Se adentró en los árboles y vio más especies de animales, cada cual más rara. La luz dentro era ya casi nula y tuvo que encender de nuevo al antorcha. Ninguna de los animales se acercaba al pequeño templete que había construido cerca del centro, al lado de una abertura en la tierra por donde se veía al río circular. Una construcción en piedra blanca de seis columnas que sostenían una cubierta copulada. Las columnas eran anchas y robustas, con un capitel diferente por cada una, pero todos ellos de gran calidad escultórica. Bajo la cúpula casetonada al interior se encontraba una lápida con la cara de un niño tallada en ella. Se acercó corriendo y corrió la tapa de la tumba con gran esfuerzo. Un fuerte hedor a cerrado le atacó la nariz y tuvo que apartarse un par de metros. Cuando se recuperó del mareo se asomó al interior.
Allí se encontraba la escultura de un hombre realizada en una brillante piedra blanca. Representaba el cuerpo de un hombre joven, completamente tumbado con la cabeza algo levantada. Iba vestido de general. Las piernas las tenía juntas y estiradas. Tenía los ojos abiertos hechos con pasta de resina y en el centro dos piedras preciosas de color verde. Resaltaban sobre el resto del monocromismo blanco de la escultura. La gorra de General quedaba apoyada justo en el pecho, con la visera apuntando a la barbilla y estaba tallada sobre la misma roca con gran maestría y precisión. Los brazos iban pegados al cuerpo hasta que se doblaban para que las manos se encontraran sobre el vientre. Estas eran manos fuertes y poderosas que se apoyaban una sobre la otra haciendo una especie de cuenco. Entre ellas descansaba una esfera roja del tamaño de un puño. ¡La baisa de Henry! La cogió y la guardó en la bolsa que llevaba colgada en un lateral. Se cambio las armas de hombro y salió del círculo de árboles.
Afuera ya era noche cerrada. La luna no asomaba a través de las paredes del desfiladero. Alzó la vista y vio miles de estrellas asomadas hacia Sía desde lejanos sitios de la galaxia. Le dio la sensación de que murmuraban entre ellas y la señalaban por lo que se llevaba de la tumba. Se sintió mal, con una pesadez terrible en el alma pero enseguida borró esa sensación al saber que era lo correcto y, sobre todo, lo que podría salvar a los habitantes de Sía de lo que se avecinaba.

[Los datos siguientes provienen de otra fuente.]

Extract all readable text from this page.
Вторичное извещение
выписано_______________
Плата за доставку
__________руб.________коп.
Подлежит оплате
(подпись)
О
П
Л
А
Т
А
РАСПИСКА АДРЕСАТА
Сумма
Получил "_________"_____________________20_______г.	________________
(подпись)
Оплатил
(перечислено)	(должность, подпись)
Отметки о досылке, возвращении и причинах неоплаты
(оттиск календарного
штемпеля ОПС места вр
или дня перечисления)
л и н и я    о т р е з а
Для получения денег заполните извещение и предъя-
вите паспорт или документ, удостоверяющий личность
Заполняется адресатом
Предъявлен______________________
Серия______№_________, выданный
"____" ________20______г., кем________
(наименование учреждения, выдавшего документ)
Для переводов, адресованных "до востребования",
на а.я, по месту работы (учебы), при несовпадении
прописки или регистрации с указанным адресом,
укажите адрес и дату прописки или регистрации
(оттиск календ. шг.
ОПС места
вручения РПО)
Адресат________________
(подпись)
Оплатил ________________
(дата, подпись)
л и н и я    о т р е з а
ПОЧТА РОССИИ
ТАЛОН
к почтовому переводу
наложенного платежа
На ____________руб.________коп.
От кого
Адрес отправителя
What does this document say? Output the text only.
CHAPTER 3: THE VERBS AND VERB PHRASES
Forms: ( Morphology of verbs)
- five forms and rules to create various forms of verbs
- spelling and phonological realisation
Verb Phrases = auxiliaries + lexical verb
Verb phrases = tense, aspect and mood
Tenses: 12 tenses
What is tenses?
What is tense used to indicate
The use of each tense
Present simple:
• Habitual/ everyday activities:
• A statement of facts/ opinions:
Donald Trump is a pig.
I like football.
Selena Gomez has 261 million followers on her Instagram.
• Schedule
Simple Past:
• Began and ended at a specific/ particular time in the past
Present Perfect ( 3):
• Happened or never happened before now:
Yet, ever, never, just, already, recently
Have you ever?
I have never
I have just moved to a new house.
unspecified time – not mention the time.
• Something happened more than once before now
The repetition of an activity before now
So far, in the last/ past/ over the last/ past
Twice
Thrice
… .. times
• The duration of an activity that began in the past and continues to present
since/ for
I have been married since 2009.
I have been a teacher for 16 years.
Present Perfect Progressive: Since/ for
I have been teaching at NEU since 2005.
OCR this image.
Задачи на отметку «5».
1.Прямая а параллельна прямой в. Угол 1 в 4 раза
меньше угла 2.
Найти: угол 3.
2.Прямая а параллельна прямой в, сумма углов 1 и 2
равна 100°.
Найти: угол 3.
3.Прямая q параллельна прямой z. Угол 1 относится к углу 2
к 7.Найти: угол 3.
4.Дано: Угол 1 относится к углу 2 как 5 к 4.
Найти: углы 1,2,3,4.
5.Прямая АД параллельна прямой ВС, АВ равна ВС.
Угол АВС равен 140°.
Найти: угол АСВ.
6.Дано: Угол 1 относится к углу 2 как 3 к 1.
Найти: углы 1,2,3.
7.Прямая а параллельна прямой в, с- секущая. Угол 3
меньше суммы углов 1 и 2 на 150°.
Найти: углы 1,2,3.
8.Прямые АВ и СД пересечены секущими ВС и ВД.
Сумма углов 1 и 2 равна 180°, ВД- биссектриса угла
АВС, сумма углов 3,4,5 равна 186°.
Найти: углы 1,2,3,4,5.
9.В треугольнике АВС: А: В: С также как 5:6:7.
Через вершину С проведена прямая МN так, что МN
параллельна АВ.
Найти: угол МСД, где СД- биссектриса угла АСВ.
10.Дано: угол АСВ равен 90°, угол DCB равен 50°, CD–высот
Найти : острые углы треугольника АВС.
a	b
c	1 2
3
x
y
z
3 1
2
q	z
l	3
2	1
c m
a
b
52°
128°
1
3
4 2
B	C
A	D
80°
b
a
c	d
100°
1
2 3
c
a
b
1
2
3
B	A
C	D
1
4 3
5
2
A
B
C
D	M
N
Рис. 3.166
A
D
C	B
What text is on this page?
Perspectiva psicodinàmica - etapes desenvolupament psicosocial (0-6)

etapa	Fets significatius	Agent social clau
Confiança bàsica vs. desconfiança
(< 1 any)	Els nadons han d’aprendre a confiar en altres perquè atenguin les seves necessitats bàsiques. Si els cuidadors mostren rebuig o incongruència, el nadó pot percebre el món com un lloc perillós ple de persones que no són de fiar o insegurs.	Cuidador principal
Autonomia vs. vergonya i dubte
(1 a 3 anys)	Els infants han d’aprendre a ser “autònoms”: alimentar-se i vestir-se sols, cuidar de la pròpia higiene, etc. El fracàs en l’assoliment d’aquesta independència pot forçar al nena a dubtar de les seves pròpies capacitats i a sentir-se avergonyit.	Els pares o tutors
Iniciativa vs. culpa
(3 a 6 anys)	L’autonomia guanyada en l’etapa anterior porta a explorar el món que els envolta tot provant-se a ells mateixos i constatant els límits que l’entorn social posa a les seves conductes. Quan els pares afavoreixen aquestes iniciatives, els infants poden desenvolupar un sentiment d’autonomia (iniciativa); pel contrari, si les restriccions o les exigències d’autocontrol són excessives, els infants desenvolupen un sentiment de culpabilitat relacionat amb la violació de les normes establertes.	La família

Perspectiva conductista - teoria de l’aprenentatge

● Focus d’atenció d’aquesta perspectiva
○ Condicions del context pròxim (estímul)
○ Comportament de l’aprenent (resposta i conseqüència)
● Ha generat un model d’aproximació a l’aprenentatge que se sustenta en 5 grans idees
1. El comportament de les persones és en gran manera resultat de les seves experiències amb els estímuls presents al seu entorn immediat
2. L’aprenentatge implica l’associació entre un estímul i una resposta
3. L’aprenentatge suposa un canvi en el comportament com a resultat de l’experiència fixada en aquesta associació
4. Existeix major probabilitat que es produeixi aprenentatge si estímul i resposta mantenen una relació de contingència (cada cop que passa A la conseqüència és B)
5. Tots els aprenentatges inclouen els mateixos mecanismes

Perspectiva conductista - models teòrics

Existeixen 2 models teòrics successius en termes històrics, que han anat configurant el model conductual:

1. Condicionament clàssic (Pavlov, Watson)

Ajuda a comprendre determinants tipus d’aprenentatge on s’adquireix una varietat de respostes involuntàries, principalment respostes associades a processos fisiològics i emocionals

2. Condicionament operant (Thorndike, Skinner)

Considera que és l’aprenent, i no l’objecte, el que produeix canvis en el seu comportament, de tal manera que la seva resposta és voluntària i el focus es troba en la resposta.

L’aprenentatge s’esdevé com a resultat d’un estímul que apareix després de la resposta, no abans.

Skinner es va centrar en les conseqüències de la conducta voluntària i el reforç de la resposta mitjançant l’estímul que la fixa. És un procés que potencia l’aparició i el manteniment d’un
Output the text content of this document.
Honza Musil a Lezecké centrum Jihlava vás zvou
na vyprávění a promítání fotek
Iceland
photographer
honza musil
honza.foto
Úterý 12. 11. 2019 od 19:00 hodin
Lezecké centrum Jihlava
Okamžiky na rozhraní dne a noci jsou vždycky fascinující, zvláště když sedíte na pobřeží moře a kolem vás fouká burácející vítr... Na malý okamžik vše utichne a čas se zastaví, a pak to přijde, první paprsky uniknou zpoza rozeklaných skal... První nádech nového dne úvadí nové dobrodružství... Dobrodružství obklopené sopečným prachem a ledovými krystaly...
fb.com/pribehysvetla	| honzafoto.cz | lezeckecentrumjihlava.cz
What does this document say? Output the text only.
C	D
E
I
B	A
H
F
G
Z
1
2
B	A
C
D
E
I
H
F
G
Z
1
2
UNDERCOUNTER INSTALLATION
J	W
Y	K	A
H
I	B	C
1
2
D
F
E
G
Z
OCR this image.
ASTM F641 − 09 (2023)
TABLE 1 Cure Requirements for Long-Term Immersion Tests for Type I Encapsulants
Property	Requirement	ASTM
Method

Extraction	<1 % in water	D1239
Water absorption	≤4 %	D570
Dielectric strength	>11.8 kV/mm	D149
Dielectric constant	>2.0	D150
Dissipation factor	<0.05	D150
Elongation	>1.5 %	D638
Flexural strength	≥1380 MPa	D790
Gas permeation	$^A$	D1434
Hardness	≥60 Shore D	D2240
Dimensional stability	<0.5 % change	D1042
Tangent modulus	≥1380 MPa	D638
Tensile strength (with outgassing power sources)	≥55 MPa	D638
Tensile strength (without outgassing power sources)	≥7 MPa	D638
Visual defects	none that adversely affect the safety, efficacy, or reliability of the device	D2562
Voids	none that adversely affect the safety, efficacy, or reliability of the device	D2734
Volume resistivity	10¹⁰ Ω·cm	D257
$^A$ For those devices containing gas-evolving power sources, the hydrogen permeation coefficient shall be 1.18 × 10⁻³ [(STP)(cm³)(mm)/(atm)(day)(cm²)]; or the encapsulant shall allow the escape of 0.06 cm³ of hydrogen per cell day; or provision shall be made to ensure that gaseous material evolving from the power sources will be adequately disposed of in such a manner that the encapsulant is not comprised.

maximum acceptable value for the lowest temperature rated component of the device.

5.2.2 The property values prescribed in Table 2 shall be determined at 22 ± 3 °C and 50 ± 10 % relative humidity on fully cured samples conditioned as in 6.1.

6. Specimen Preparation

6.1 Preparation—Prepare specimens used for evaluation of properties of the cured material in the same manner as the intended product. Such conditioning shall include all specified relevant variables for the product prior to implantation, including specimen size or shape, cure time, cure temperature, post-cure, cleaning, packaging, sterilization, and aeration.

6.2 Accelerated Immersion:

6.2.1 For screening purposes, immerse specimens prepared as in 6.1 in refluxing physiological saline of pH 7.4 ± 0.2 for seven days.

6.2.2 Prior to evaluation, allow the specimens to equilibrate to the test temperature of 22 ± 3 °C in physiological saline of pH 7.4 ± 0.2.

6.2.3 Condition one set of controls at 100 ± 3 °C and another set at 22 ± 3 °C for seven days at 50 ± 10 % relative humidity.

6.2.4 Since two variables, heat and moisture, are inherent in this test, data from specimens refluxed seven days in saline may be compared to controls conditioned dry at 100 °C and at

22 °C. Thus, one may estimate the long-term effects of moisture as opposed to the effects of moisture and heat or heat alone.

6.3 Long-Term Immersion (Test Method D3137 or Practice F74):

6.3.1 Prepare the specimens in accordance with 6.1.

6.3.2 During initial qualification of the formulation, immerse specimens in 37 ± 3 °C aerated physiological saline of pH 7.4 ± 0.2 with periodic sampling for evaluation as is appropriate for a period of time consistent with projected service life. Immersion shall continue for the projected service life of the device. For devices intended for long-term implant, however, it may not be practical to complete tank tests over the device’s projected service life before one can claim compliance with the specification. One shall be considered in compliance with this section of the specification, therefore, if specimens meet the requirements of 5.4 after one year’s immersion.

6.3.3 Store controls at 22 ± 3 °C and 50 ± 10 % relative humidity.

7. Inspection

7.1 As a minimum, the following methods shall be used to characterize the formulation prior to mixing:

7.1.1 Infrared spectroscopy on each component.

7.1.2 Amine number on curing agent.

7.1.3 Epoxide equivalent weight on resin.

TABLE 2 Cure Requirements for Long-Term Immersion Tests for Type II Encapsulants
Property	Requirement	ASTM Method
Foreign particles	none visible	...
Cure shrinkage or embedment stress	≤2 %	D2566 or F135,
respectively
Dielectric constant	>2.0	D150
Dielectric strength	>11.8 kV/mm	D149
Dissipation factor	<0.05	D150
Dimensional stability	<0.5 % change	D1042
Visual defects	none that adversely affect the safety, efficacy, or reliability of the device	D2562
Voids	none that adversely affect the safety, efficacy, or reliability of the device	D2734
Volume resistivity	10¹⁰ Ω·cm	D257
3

Subió por el camino de piedra que había tallado sobre la pared de la roca. Subía en forma de zig-zag y la pendiente era muy empinada. Paró a tomar un bocado de pescado seco que guardaba de hacía unos días y se durmió al amparo de la enorme pared rocosa. A la mañana siguiente sintió las fuerzas de su corazón renovadas, sacó la baisa de Henry y la miró largo tiempo. Era muy brillante y le estremecía pensar que ahí dentro pudiera esconderse los conocimientos, el pasado y casi la vida de alguien que para ella había sido como un dios. Que era venerado y estudiado y por el que aún ese día, miles de hombres y mujeres darían la vida. Y ahora lo tenía ella, en la palma de la mano. Cuanto poder tenía en ese momento, cuanta responsabilidad y cuanta capacidad de cambiar el destino sostenía tan solo en la palma de su mano. Se permitió quedarse allí, en mitad del camino hasta el medio día. Volvió a comer otro poco de pescado y fruta y recién comenzada la tarde volvió a remontar aquel camino. Al fin llegó arriba. Allí se dirigió hacia las Grandes Montañas, donde al otro lado se encontraba el océano, mucho más al norte.